金本麻里さん 現時点ではどれが一番とはいえませんが、若い人の間で投資運用の関心が高まっているという調査結果が多く出ているので、FIREブームの影響は大きいと思います。

人生100年時代を迎え、2020年に「老後30年間で、約2000万円の資金が不足する」という老後2000万円問題が起こりました。老後資金に関心が集まり、コロナ禍で個人投資家が増え、2020年から若者を中心にFIREブームが始まりました。

さらに、2022年から高校でマネー教育がスタート。政府でも岸田文雄首相が「貯蓄から投資へ」とうたい、今年(2024年)から新NISAも始まっています。そのような中で、将来に不安を抱える若者がリスクヘッジもかねてFIREを目指すのは、当然の行動だと思います。

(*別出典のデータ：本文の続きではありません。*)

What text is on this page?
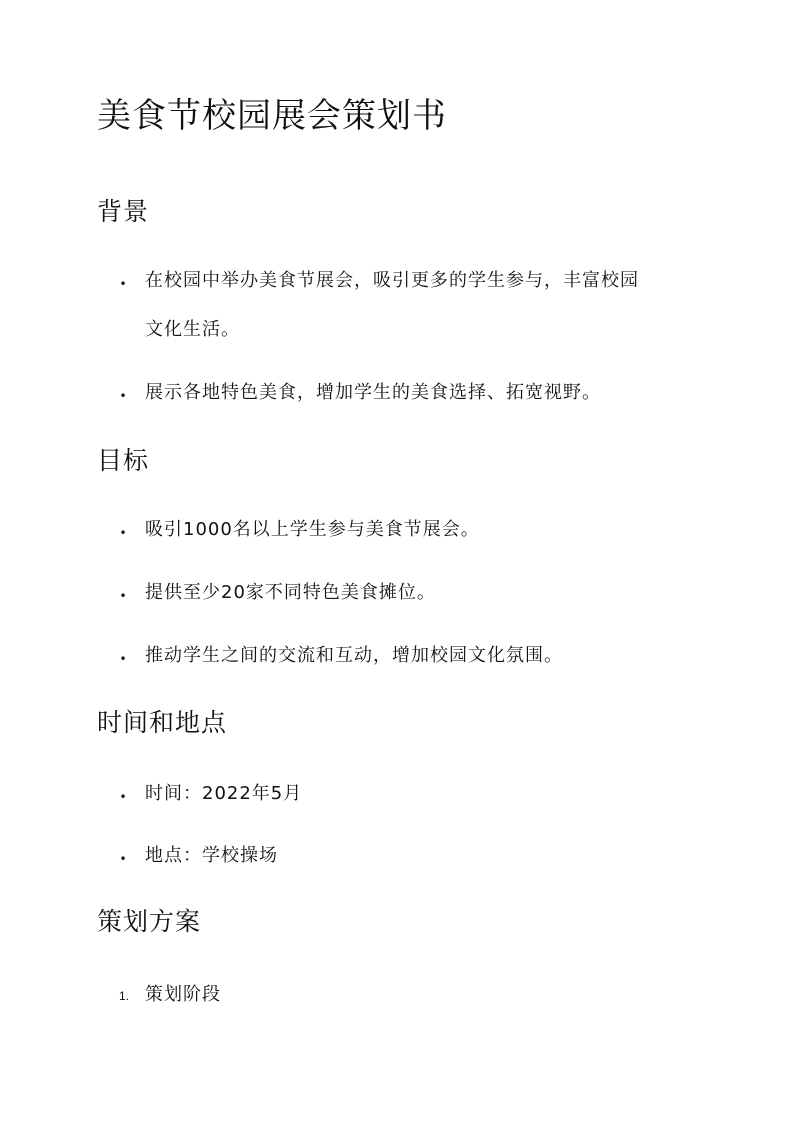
美食节校园展会策划书
背景
• 在校园中举办美食节展会，吸引更多的学生参与，丰富校园

文化生活。

• 展示各地特色美食，增加学生的美食选择、拓宽视野。

目标
• 吸引1000名以上学生参与美食节展会。

• 提供至少20家不同特色美食摊位。

• 推动学生之间的交流和互动，增加校园文化氛围。

时间和地点
• 时间：2022年5月

• 地点：学校操场

策划方案
1. 策划阶段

――しかし、投資の世界は甘くありません。今年8月5日には、日経平均株価の終値がブラックマンデー超えの、過去最大の下落幅を記録したばかりです。みんな本気で将来、投資や資産運用だけで生活していけると考えているのでしょうか。

金本麻里さん FIREのような生き方にあこがれるだけの、若者も多いでしょう。調査では「人生で何歳まで働きたいと思うか」という「希望」を聞いただけなので、現実的な算段があって答えたわけではない人が数多く含まれています。「人生で何歳まで働かなければいけないと思うか」と尋ねたら、また違う結果になると思います。

しかし、年収の高い人ほど早期リタイアを希望する割合が高いデータが出ています。たとえば、「50歳以下のリタイア」を望む人は、20代で年収300万円未満だと約25%ですが、500万円以上だと約36%。また、「55歳以下」を望む人は、30代で年収300万円未満だと約26%ですが、500万円以上だと約30%です。

年収が高い人には、「あこがれ」だけでなく、しっかり準備を進めている人が一定数いることがうかがえます。実際に「50歳以下でのリタイア」はかなりハードルが高いですが、それを目指して生活し、その結果、普通に生活するよりも少し早くリタイアできる人が増えていくのではないでしょうか。